Nevertheless, their essentially ephemeral nature might’ve been camouflaged with more intricate arrangements or another rocker sequenced in their midst. Better yet, another blues-oriented number like “Black Limousine” would reduce the one-colored nature pervading the album from that point on: notable as much for its tart harmonica courtesy Sugar Blue as for the self-awareness expressed in its lyrics, this twelve-bar resides comfortably next to the raucous clatter of “Hang Fire” and Richards’ thrashing, salacious kiss-off “Little T&A.” Similarly upbeat and noisy likes of either number, inserted into the last half of Tattoo You, would serve the purpose of turning it into more than just an inferior carbon copy of 1978’s Some Girls.
As it is, “Neighbors” foreshadows Stones originals of later years, i.e., on A Bigger Bang: rote writing and performing, a far cry from the deeply-invested likes of “Beast of Burden” or even the honestly emotional cover rendering of the Temptations’ “Just My Imagination (Running Away with Me).” And the placement of “No Use in Crying” as the penultimate cut of Tattoo You only reaffirms the notion there is simply too much that sounds too similar during the latter two-thirds of this LP.

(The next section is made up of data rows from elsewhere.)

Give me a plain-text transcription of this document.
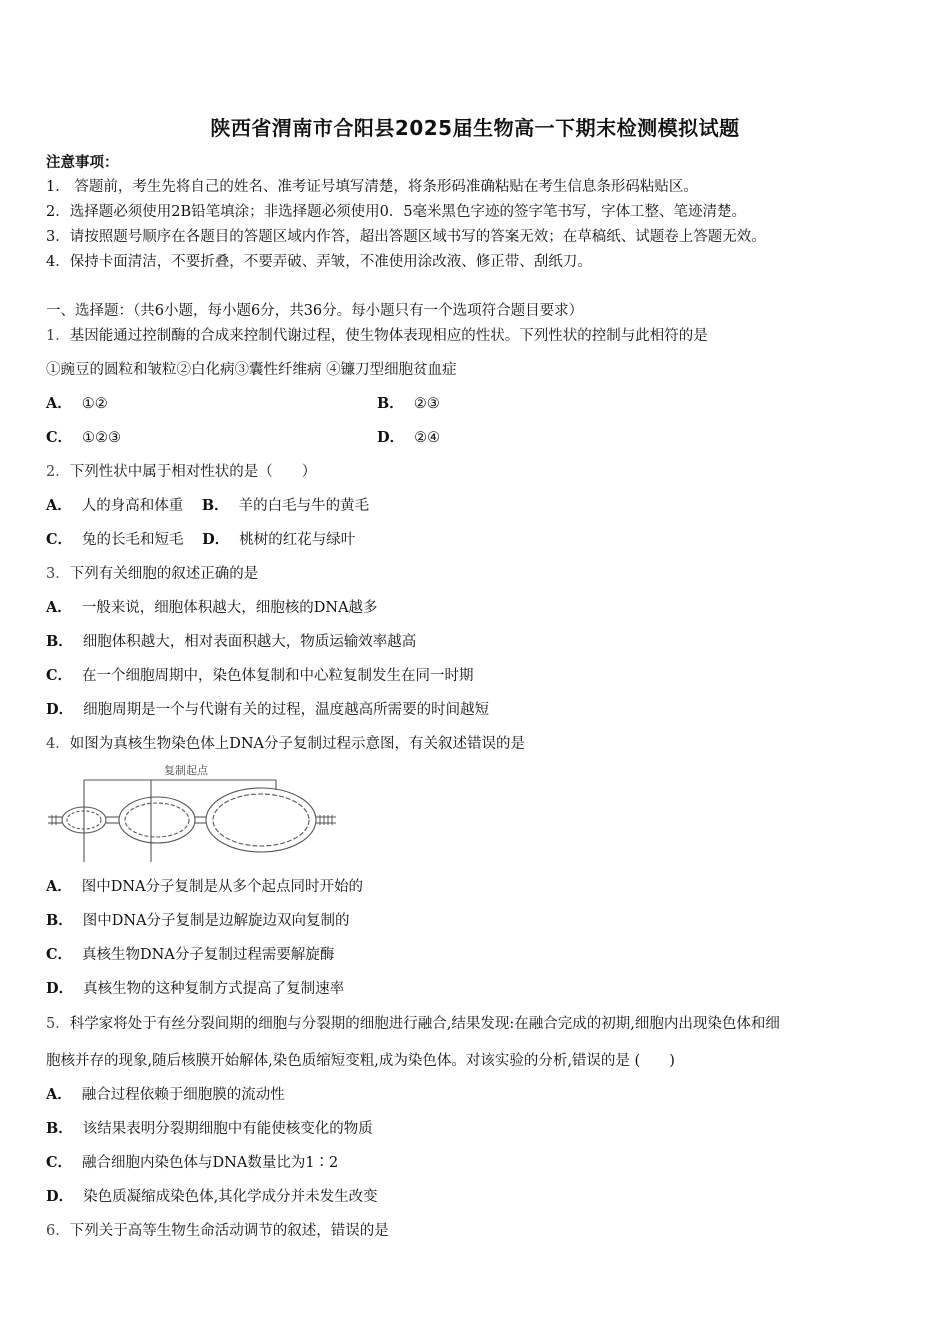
陕西省渭南市合阳县2025届生物高一下期末检测模拟试题
注意事项：
1． 答题前，考生先将自己的姓名、准考证号填写清楚，将条形码准确粘贴在考生信息条形码粘贴区。
2．选择题必须使用2B铅笔填涂；非选择题必须使用0．5毫米黑色字迹的签字笔书写，字体工整、笔迹清楚。
3．请按照题号顺序在各题目的答题区域内作答，超出答题区域书写的答案无效；在草稿纸、试题卷上答题无效。
4．保持卡面清洁，不要折叠，不要弄破、弄皱，不准使用涂改液、修正带、刮纸刀。
一、选择题：（共6小题，每小题6分，共36分。每小题只有一个选项符合题目要求）
1．基因能通过控制酶的合成来控制代谢过程，使生物体表现相应的性状。下列性状的控制与此相符的是
①豌豆的圆粒和皱粒②白化病③囊性纤维病 ④镰刀型细胞贫血症
A． ①②	B． ②③
C． ①②③	D． ②④
2．下列性状中属于相对性状的是（　　）
A． 人的身高和体重 B． 羊的白毛与牛的黄毛
C． 兔的长毛和短毛 D． 桃树的红花与绿叶
3．下列有关细胞的叙述正确的是
A． 一般来说，细胞体积越大，细胞核的DNA越多
B． 细胞体积越大，相对表面积越大，物质运输效率越高
C． 在一个细胞周期中，染色体复制和中心粒复制发生在同一时期
D． 细胞周期是一个与代谢有关的过程，温度越高所需要的时间越短
4．如图为真核生物染色体上DNA分子复制过程示意图，有关叙述错误的是
复制起点
A． 图中DNA分子复制是从多个起点同时开始的
B． 图中DNA分子复制是边解旋边双向复制的
C． 真核生物DNA分子复制过程需要解旋酶
D． 真核生物的这种复制方式提高了复制速率
5．科学家将处于有丝分裂间期的细胞与分裂期的细胞进行融合,结果发现:在融合完成的初期,细胞内出现染色体和细
胞核并存的现象,随后核膜开始解体,染色质缩短变粗,成为染色体。对该实验的分析,错误的是 (　　)
A． 融合过程依赖于细胞膜的流动性
B． 该结果表明分裂期细胞中有能使核变化的物质
C． 融合细胞内染色体与DNA数量比为1∶2
D． 染色质凝缩成染色体,其化学成分并未发生改变
6．下列关于高等生物生命活动调节的叙述，错误的是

The assembly of the record, however, not only supplied the product necessary to accompany the Rolling Stones tour of its time, but also implemented a process used for later reissues of Exile on Main Street and Goats Head Soup. It’s a template once again utilized for an expanded version of this forty-year old LP set for release later in 2021 and though none of the various configurations may change the initial impression(s) lingering from four decades, the quintessential Rolling Stones that is “Start Me Up” is really all we have to hear, even after all these years.